More sweeping regulations are on the table, too, like the individual mandate to purchase health insurance, taxes on energy and manipulation of domestic resources, and water and air quality standards that bring every inch of American soil under the jurisdiction of the Environmental Protection Agency. A few of these examples have found their way into law over the objections of right-minded legislators, others are federal regulations, and some are proposals which have been temporarily shelved by the administration.
This last category is of the greatest concern. Congress can fight rules, regulations and overreach, but we cannot stop the Administration from thinking up new ways to undermine our economy and then putting them on ice.
And the outsized effect of these mostly-environmental regulations falls disproportionately on rural areas in the middle of the country. Manufacturing, agriculture and transportation are hit hardest by federal policies that pressure energy prices and restrict our ability to draw on the natural resources all around us.
The simple threat of these extreme regulations has a real effect on employers, communities and taxpayers, even if they are never implemented. But there is always the risk that they will be.
In the event that the president is not re-elected, a flurry of last-minute regulation could occur as this Administration goes out the door. Not only does this prospect cause great uncertainty for American businesses large and small, it also worries good government groups which do not believe an outgoing Administration should be allowed to effectively bind the hands of an incoming president. When that happens, the regulatory tangle can take years to untie. In the meanwhile, the economy and the country suffer.

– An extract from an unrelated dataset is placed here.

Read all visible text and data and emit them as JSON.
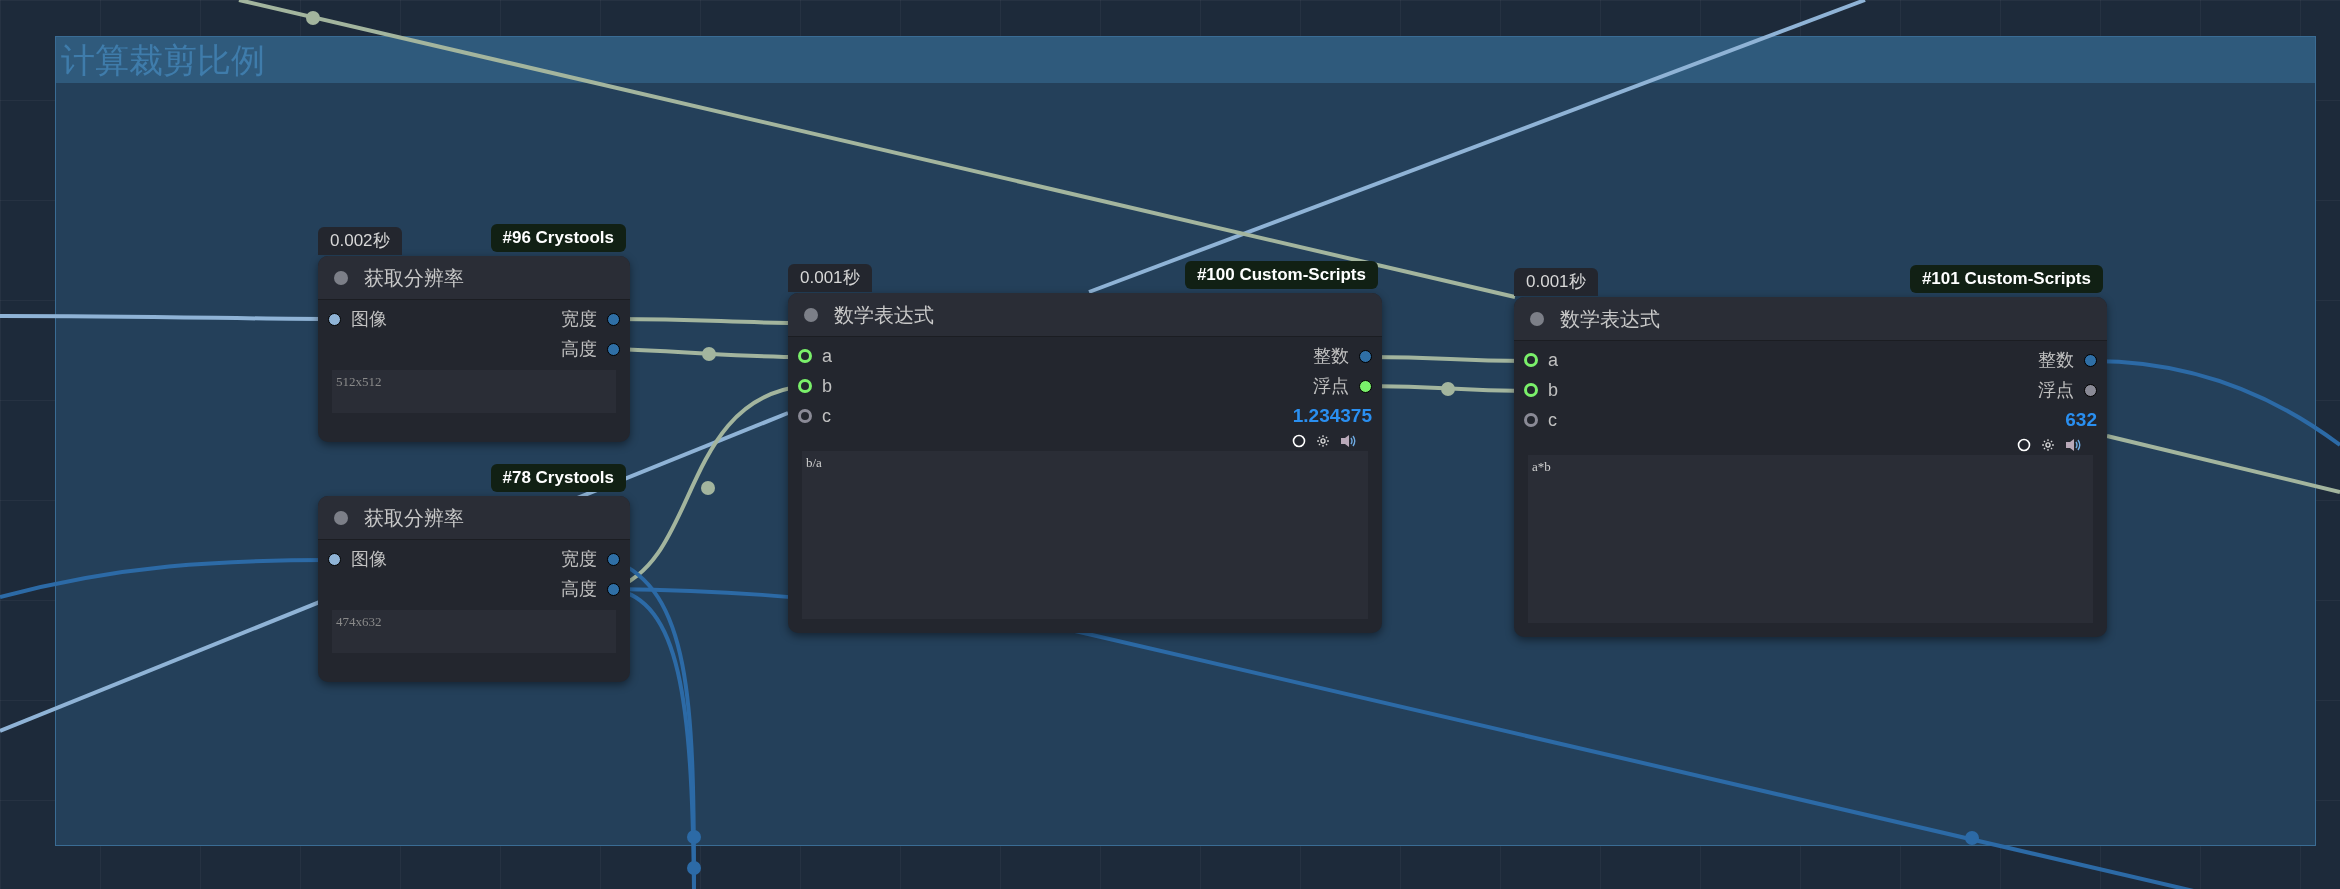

It is one thing, of course, to urge restraint on this kind of aggressive regulation, but it is entirely another to prevent it in advance.
For starters, the Administration should be urged to exercise restraint, transparency and reason. I’m not sure that is a practical goal, given the fact that no previous White House has so dramatically expanded the regulatory reach of government into the private lives of American families and businesses.
Certainly, the pressure Congress and the public have applied to prevent many of these onerous regulations from moving forward should be kept up. We have to keep making the case for rural America and the families who make their living there.
But most importantly, this Congress and the next one should be prepared to quickly attack any of these efforts by this Administration to regulate on its way out the door. We will be.